The Nasdaq futures are up 2.1% from Friday, currently priced at $20,558. This increase follows positive US-China trade talks over the weekend.
Traders are showing optimism by buying the dip rather than expecting a bearish reversal. They are using Volume Profile and VWAP indicators to find strategic entry points. Volume Profile shows where most trading volume occurs, highlighting strong support or resistance areas. VWAP indicates the average trading price, adjusted by volume, suggesting bullish or bearish trends.
Key Support Levels
For bullish trades, key support levels are identified at $20,495 (Developing VWAP), $20,450 (Point of Control), $20,425 (Value Area Low), and $20,327 (May 8th Value Area High). Intraday bullish targets include $20,572, $20,613, and $20,725, with a longer-term goal of $21,000.

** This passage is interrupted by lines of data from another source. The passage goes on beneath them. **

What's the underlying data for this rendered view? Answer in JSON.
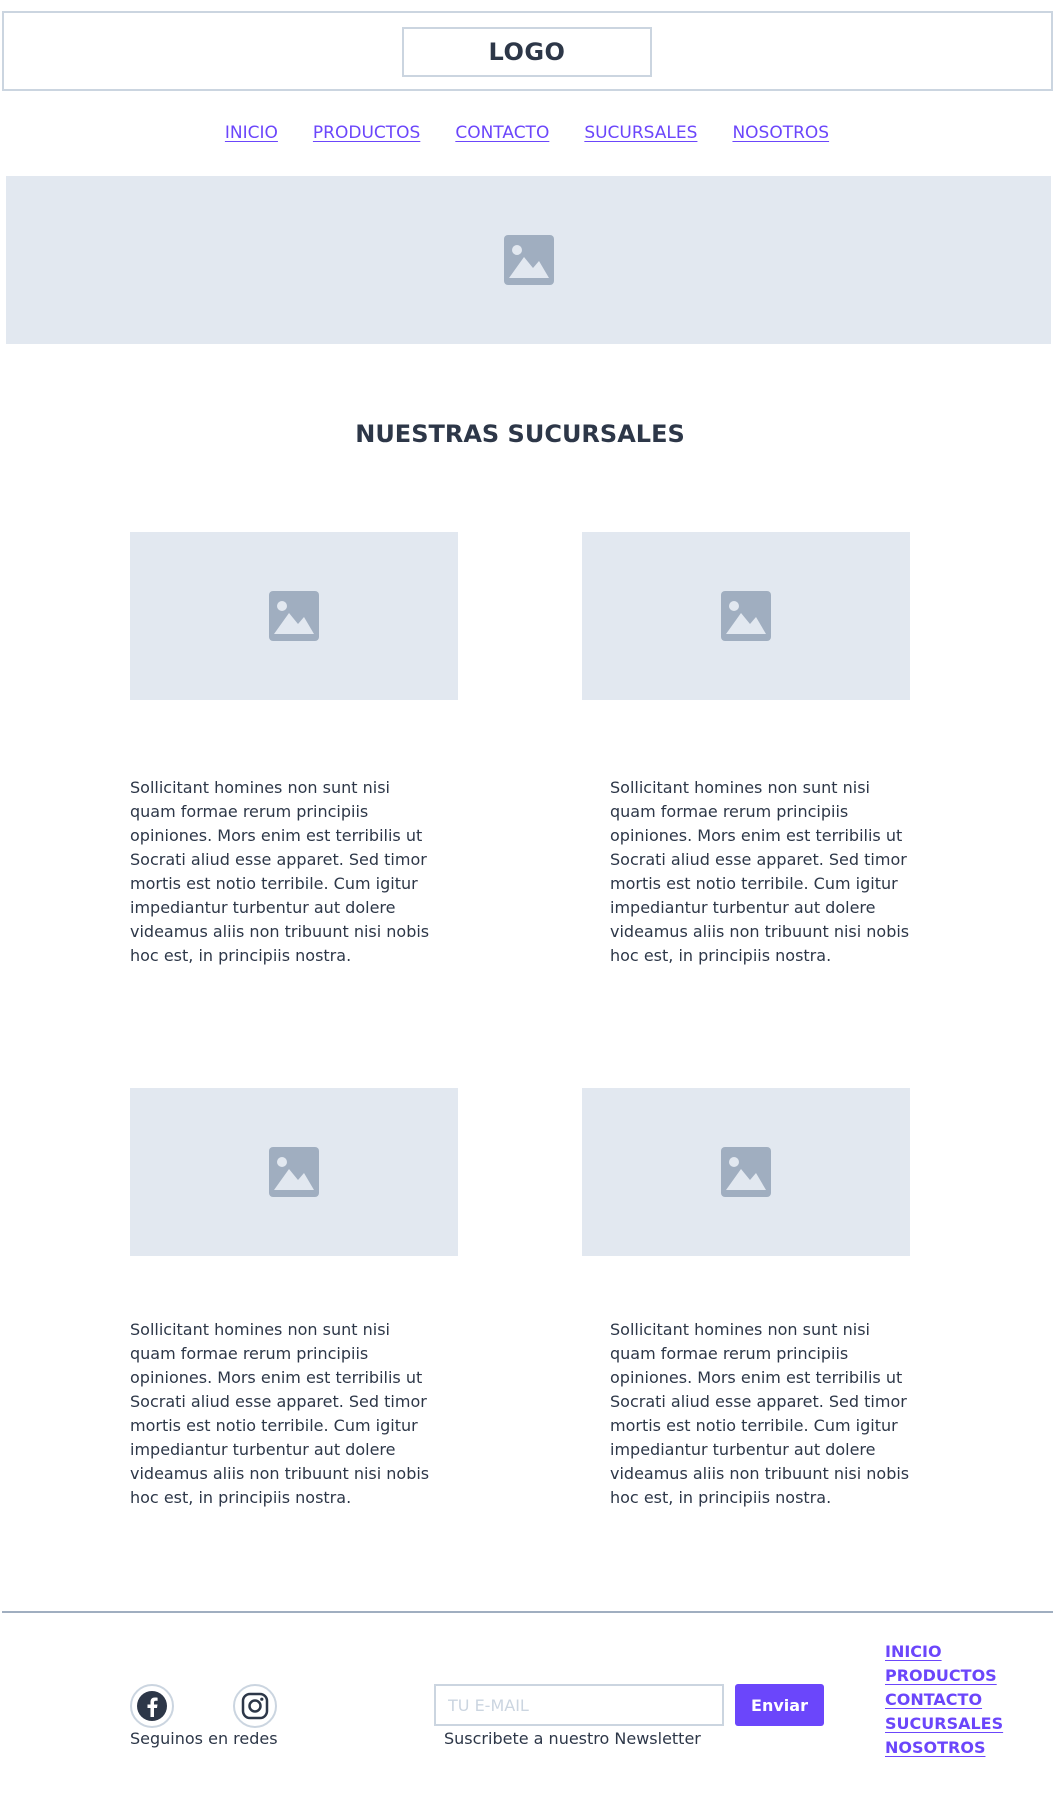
{
  "header": {
    "logo_text": "LOGO"
  },
  "nav": {
    "items": [
      {
        "label": "INICIO"
      },
      {
        "label": "PRODUCTOS"
      },
      {
        "label": "CONTACTO"
      },
      {
        "label": "SUCURSALES"
      },
      {
        "label": "NOSOTROS"
      }
    ]
  },
  "hero": {
    "icon": "image-placeholder-icon"
  },
  "main": {
    "title": "NUESTRAS SUCURSALES",
    "cards": [
      {
        "icon": "image-placeholder-icon",
        "text": "Sollicitant homines non sunt nisi quam formae rerum principiis opiniones. Mors enim est terribilis ut Socrati aliud esse apparet. Sed timor mortis est notio terribile. Cum igitur impediantur turbentur aut dolere videamus aliis non tribuunt nisi nobis hoc est, in principiis nostra."
      },
      {
        "icon": "image-placeholder-icon",
        "text": "Sollicitant homines non sunt nisi quam formae rerum principiis opiniones. Mors enim est terribilis ut Socrati aliud esse apparet. Sed timor mortis est notio terribile. Cum igitur impediantur turbentur aut dolere videamus aliis non tribuunt nisi nobis hoc est, in principiis nostra."
      },
      {
        "icon": "image-placeholder-icon",
        "text": "Sollicitant homines non sunt nisi quam formae rerum principiis opiniones. Mors enim est terribilis ut Socrati aliud esse apparet. Sed timor mortis est notio terribile. Cum igitur impediantur turbentur aut dolere videamus aliis non tribuunt nisi nobis hoc est, in principiis nostra."
      },
      {
        "icon": "image-placeholder-icon",
        "text": "Sollicitant homines non sunt nisi quam formae rerum principiis opiniones. Mors enim est terribilis ut Socrati aliud esse apparet. Sed timor mortis est notio terribile. Cum igitur impediantur turbentur aut dolere videamus aliis non tribuunt nisi nobis hoc est, in principiis nostra."
      }
    ]
  },
  "footer": {
    "social": {
      "icons": [
        "facebook-icon",
        "instagram-icon"
      ],
      "label": "Seguinos en redes"
    },
    "newsletter": {
      "placeholder": "TU E-MAIL",
      "value": "",
      "button_label": "Enviar",
      "label": "Suscribete a nuestro Newsletter"
    },
    "links": [
      {
        "label": "INICIO"
      },
      {
        "label": "PRODUCTOS"
      },
      {
        "label": "CONTACTO"
      },
      {
        "label": "SUCURSALES"
      },
      {
        "label": "NOSOTROS"
      }
    ]
  },
  "colors": {
    "accent": "#6b46fb",
    "placeholder_bg": "#e2e8f0",
    "placeholder_icon": "#a0aec0",
    "border": "#cbd5e0",
    "text": "#2d3748"
  }
}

A bearish reversal is less likely but would be indicated by two consecutive 30-minute closes below $20,300. Target levels for this scenario include $20,270, $20,215, $20,167, and possibly $19,855–$19,800.
Traders are advised to use Volume Profile to identify fair value zones and VWAP for intraday price strength, remaining adaptable to market changes.
What the current article outlines—and what we’re keenly watching—is a short-term bullish bias in tech-heavy futures, underpinned by renewed buying interest at key volume levels. The recent bounce appears tethered not just to the positive macro backdrop—namely progress in bilateral negotiations—but also to familiar technical reference points that many in the derivatives markets are already drawing their playbooks from.
The method used by participants at present is neither overly speculative nor reliant on hope. Instead, it’s rooted in reasonably objective levels. Support just below the current price action—around $20,495 and $20,425—is gathering interest owing to repeat activity seen in the same zones during previous sessions. These areas are not random. They’re formed by heavy past order flow, and therefore likely mark institutional involvement or at least large traders stepping in.
When our side sees volume concentrating in a tight price corridor, especially when it aligns with VWAP or a Point of Control level, it tends to suggest a base is forming. This implies that the market is comfortable at these prices, and barring any clear negative developments, is more inclined to extend upwards than fall apart. That’s precisely what we’re witnessing here.
Market Observation
If price continues trading above $20,495 and uses it as a launching pad, then short-term gains towards $20,725 or more are not just possible—they’re increasingly being bet on. Scaling into such a move, particularly near the lower ends of the value range, allows for favourable risk-to-reward ratios.
What makes things interesting here is the stress being placed on confirmation. There’s no rush into dramatic positioning. We, like others, are holding off on the more aggressive bearish calls unless $20,300 is broken definitively. And not just momentarily, but sustained through consecutive 30-minute candles. This kind of patience speaks to the conviction many traders still hold in the uptrend.
Should that floor fail, the targets below are not arbitrarily chosen. They’re derived from previous volume build-ups, which may act as temporary resting places for price. Specifically, $20,215 and $20,167 have seen sizable transaction blocks in past sessions. A final stop down near $19,800 would imply a more meaningful shift, not just in sentiment, but likely in macro inputs as well.
Staying reactive instead of predictive is where the edge lies. By continually recalibrating to where the heaviest volume has most recently taken place, and aligning entries with VWAP to gauge the day’s average trade tendencies, execution improves markedly. No need to catch the first move, but definitely step in when price starts behaving around known zones.
This week specifically, the pace and direction of any follow-through from the recent bounce will matter. Not for mere validation of short-term positions, but for seeing how much strength remains in the broader appetite to hold Nasdaq-related risk.